2.3. The purpose of the association as above is realized by:
2.3.1. Information and education of people interested in Paso Finos, Trochadores (y Galoperos) and Trotones Galoperos; also to further educate and inform.
2.3.2. Advice on matters of breeding, appropriate keeping of horses and breed specific usage taking into account the principles of the so-called countries of origin by cooperation and representation of interests in specific breeders’ associations to design and develop show and breeding rules.
2.3.3. Children and youth work.
2.3.4. Organizing and hosting and/or cooperation of shows and breeding events.
2.3.5. Keeping of various registers (breeding and show) for Paso Finos, Trochadores (y Galoperos) and Trotones Galoperos.
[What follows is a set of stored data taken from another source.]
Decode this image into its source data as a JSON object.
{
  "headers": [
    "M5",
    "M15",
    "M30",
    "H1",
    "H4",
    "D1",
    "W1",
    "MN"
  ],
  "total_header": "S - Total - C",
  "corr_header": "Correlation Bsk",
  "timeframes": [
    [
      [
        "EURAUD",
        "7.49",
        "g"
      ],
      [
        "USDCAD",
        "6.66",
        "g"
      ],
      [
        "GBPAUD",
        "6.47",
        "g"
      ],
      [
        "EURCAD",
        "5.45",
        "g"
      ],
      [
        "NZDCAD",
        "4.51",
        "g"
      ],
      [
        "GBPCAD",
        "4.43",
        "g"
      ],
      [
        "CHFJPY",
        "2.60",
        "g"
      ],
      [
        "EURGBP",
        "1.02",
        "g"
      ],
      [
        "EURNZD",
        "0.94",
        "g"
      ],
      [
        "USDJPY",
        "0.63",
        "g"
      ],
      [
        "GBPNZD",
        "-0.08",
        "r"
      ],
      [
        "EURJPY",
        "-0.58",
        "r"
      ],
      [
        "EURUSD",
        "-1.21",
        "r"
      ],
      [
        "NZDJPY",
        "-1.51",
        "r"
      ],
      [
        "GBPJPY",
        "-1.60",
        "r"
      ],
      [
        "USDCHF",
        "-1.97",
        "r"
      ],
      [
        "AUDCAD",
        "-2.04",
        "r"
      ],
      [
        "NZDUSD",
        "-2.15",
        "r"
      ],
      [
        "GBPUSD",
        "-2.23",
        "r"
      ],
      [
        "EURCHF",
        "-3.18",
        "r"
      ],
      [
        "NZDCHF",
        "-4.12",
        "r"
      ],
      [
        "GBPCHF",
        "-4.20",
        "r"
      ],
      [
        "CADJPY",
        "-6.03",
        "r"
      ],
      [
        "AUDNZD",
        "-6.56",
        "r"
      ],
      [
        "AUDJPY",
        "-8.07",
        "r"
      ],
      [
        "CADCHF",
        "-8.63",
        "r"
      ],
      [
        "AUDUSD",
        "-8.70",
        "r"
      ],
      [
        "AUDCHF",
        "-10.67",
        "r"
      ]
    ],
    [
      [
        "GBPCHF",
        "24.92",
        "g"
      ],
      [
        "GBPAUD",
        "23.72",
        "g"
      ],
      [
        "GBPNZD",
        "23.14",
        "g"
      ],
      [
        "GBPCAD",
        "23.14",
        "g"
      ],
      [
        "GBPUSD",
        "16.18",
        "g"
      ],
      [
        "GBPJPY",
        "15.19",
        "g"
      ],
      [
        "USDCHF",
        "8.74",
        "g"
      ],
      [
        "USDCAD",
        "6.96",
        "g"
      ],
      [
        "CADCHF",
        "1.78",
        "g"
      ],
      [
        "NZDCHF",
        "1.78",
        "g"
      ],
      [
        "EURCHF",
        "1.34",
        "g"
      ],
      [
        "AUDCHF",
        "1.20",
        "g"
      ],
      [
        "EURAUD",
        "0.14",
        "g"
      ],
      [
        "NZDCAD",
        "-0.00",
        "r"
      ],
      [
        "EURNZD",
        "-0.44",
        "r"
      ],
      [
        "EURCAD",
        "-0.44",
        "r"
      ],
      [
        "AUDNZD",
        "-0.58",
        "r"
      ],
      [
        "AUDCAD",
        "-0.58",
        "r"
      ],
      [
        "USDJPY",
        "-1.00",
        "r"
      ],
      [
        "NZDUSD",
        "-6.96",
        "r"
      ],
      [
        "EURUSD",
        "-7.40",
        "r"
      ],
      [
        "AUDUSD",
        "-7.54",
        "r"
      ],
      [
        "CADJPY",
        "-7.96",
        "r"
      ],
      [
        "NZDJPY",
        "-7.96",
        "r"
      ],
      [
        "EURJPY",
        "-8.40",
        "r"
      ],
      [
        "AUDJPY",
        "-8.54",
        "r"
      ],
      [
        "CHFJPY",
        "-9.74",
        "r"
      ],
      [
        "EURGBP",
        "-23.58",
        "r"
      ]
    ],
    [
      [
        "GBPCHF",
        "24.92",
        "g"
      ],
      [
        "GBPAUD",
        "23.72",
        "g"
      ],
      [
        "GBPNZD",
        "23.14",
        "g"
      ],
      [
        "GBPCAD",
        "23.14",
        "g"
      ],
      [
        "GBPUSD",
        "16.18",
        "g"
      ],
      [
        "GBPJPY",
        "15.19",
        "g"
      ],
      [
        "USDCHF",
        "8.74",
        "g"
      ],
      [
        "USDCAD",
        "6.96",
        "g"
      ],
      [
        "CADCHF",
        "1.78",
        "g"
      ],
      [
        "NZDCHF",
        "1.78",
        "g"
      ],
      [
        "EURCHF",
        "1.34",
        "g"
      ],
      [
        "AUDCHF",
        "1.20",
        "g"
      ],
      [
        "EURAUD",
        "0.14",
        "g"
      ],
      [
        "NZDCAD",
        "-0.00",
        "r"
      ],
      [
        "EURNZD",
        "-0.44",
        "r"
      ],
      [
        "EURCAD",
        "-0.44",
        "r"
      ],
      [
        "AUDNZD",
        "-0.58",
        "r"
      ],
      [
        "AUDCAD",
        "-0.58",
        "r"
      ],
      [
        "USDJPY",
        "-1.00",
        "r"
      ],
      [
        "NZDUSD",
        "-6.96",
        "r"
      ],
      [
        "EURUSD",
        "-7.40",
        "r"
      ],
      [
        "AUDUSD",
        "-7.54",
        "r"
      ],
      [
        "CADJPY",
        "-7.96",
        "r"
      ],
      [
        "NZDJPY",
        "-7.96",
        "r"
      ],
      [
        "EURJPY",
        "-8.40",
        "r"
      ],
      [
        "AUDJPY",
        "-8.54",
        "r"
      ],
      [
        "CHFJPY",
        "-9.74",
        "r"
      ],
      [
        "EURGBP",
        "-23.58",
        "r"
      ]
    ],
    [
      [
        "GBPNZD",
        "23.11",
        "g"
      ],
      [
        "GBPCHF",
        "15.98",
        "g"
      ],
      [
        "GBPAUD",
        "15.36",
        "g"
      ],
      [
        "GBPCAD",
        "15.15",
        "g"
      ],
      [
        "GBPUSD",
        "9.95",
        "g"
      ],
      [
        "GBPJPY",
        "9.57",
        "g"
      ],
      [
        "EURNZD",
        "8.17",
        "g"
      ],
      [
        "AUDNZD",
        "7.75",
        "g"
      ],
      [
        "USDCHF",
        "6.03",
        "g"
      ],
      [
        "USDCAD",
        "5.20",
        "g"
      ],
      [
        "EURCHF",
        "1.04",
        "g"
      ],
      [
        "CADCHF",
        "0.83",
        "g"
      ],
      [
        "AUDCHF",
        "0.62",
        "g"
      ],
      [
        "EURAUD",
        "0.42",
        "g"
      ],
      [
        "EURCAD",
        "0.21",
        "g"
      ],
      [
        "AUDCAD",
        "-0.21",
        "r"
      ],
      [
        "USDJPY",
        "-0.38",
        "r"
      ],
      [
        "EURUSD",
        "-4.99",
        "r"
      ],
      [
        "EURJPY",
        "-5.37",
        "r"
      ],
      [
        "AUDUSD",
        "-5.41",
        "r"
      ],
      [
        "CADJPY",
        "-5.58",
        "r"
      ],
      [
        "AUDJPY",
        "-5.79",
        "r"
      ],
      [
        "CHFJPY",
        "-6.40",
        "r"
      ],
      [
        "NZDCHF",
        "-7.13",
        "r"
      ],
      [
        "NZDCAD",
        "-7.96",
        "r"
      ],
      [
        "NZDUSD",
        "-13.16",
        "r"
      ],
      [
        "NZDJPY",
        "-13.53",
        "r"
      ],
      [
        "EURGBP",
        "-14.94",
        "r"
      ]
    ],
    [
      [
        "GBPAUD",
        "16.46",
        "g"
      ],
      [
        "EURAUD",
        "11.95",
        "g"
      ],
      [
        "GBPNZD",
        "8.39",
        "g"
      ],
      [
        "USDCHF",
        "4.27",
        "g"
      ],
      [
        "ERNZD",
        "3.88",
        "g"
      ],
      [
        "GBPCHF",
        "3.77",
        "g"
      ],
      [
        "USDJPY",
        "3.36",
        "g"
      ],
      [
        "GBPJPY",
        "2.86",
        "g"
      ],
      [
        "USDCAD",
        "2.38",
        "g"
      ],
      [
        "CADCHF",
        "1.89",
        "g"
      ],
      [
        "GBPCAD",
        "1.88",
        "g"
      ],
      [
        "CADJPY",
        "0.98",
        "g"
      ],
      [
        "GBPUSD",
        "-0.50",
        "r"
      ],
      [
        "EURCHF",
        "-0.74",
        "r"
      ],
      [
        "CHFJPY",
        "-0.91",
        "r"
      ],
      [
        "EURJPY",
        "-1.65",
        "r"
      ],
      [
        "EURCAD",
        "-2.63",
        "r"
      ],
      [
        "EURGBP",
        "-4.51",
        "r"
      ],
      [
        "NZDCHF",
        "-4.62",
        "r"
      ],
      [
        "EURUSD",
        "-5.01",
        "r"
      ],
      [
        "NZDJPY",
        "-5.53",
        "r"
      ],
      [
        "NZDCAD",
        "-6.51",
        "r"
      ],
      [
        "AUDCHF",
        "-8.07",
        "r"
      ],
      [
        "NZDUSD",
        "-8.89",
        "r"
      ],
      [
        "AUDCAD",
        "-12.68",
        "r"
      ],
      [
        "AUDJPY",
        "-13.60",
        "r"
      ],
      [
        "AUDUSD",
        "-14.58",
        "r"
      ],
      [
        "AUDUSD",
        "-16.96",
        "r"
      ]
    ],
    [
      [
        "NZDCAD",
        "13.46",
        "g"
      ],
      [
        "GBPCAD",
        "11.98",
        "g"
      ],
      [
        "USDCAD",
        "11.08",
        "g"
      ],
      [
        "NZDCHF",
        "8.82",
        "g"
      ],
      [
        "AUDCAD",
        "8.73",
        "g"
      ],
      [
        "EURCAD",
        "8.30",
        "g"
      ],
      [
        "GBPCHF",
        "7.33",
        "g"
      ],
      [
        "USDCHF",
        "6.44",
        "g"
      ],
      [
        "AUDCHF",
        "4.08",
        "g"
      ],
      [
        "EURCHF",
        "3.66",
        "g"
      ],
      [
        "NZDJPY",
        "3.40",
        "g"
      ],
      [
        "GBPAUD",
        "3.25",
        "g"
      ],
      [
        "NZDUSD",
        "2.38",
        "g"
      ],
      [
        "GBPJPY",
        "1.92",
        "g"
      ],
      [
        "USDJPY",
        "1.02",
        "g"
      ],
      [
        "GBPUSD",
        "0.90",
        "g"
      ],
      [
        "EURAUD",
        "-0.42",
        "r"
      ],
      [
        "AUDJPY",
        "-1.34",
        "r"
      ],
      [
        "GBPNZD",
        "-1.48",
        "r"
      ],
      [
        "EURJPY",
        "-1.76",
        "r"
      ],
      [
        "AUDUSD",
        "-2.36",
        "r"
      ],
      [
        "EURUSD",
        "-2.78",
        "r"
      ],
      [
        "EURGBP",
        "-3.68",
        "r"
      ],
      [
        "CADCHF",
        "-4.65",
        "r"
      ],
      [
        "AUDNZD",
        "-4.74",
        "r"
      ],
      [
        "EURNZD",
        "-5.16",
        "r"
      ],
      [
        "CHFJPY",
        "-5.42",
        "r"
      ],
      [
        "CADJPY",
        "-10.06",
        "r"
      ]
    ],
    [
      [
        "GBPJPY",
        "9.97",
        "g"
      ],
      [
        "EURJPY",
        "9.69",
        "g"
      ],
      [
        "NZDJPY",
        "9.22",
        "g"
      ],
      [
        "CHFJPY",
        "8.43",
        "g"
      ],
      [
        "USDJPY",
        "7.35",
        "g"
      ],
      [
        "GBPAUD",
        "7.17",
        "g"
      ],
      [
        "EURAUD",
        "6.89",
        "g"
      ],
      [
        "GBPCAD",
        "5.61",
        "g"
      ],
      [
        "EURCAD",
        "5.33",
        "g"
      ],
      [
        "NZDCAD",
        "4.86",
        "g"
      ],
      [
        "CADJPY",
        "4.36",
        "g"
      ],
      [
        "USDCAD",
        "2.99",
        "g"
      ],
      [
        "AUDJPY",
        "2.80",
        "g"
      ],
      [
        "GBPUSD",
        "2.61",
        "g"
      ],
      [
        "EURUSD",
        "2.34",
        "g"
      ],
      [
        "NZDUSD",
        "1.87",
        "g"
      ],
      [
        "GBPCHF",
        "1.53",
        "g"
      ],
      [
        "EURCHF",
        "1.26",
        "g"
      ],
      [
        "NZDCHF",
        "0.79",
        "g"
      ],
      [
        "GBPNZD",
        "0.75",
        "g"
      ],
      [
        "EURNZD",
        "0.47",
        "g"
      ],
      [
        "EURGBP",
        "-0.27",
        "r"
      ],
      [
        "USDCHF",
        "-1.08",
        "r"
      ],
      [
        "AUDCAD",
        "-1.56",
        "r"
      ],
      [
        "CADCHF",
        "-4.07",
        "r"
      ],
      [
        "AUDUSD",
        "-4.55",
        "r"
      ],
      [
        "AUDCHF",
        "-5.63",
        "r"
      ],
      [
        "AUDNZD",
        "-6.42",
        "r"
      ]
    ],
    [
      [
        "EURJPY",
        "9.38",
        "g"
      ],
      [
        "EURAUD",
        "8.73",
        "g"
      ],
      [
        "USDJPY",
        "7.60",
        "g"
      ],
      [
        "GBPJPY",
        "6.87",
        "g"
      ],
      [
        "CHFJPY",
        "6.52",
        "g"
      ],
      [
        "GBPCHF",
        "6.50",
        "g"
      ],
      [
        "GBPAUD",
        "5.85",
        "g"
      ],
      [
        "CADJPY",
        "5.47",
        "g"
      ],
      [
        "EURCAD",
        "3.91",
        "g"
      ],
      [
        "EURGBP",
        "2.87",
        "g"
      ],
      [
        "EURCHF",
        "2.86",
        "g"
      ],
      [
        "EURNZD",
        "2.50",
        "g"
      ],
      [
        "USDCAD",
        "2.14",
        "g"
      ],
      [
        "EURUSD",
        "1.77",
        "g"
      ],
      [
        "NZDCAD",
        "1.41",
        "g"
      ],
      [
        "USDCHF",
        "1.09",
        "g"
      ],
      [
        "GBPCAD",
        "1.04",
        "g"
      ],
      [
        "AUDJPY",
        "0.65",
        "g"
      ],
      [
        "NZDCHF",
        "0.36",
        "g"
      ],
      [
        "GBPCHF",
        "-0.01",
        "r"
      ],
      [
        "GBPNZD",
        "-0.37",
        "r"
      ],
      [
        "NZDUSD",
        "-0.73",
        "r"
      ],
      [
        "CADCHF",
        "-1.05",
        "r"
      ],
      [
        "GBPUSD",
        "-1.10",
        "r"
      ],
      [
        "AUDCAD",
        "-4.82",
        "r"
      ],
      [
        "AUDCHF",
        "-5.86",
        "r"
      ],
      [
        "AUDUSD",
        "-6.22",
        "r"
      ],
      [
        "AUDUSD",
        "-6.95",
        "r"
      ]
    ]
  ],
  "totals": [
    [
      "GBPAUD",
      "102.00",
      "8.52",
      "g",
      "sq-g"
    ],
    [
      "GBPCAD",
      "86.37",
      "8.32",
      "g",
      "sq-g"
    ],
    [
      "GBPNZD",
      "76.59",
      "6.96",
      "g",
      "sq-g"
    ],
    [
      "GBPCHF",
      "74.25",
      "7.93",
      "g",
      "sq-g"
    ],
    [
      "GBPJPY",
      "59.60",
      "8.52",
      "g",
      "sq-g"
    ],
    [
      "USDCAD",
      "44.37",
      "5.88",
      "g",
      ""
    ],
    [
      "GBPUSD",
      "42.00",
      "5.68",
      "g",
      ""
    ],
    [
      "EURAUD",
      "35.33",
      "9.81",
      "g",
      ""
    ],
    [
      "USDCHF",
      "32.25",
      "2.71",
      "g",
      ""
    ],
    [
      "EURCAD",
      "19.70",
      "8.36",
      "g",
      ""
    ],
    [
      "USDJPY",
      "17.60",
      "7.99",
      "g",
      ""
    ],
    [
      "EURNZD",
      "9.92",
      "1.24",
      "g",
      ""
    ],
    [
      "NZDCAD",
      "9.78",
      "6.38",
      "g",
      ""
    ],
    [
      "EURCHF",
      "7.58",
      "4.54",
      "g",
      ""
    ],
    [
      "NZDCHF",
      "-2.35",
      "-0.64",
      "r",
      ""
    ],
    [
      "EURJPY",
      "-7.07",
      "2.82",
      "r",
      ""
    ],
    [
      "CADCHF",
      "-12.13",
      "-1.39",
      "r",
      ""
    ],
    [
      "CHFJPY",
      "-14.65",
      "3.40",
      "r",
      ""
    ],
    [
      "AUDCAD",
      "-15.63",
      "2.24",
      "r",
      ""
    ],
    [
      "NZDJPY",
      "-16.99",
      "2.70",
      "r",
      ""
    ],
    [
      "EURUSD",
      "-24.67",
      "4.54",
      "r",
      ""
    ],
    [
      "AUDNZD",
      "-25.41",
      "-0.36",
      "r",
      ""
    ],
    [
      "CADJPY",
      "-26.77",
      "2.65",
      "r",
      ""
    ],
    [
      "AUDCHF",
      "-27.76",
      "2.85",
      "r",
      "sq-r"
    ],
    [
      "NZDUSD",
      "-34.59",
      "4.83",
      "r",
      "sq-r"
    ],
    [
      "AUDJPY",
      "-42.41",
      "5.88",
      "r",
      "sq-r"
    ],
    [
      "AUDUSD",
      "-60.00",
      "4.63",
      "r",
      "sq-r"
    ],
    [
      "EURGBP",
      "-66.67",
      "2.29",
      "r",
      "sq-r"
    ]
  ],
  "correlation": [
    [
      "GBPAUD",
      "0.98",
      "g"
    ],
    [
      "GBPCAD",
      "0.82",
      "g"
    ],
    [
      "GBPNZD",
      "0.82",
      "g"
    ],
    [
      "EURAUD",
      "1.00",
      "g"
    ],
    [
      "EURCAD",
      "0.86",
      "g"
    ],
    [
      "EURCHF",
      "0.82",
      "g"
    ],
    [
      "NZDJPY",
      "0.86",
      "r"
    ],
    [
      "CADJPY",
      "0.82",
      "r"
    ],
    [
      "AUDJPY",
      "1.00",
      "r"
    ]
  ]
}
2.3.6. Cooperation with other associations whose objectives are appropriate to promote the purposes defined by the PFVE.
2.4 The association is a nonprofit organization; primarily profit purposes are not pursued.
2.5 The funds of the association must be exclusively used for statutory purposes. Members are not financed by association’s funds. No person must be favored by expenditures which are contrary to the association’s purpose or disproportionately high.
2.6 If the association is dissolved or annulled or if the current purpose of the association is abandoned in accordance with the responsible tax authority all association funds must go to a charitable society which will use the funds exclusively and directly for tax privileged, nonprofit purposes.
2.7 The duties and the responsibilities of the association are governed by: Internal rules, show rules, breeding rules.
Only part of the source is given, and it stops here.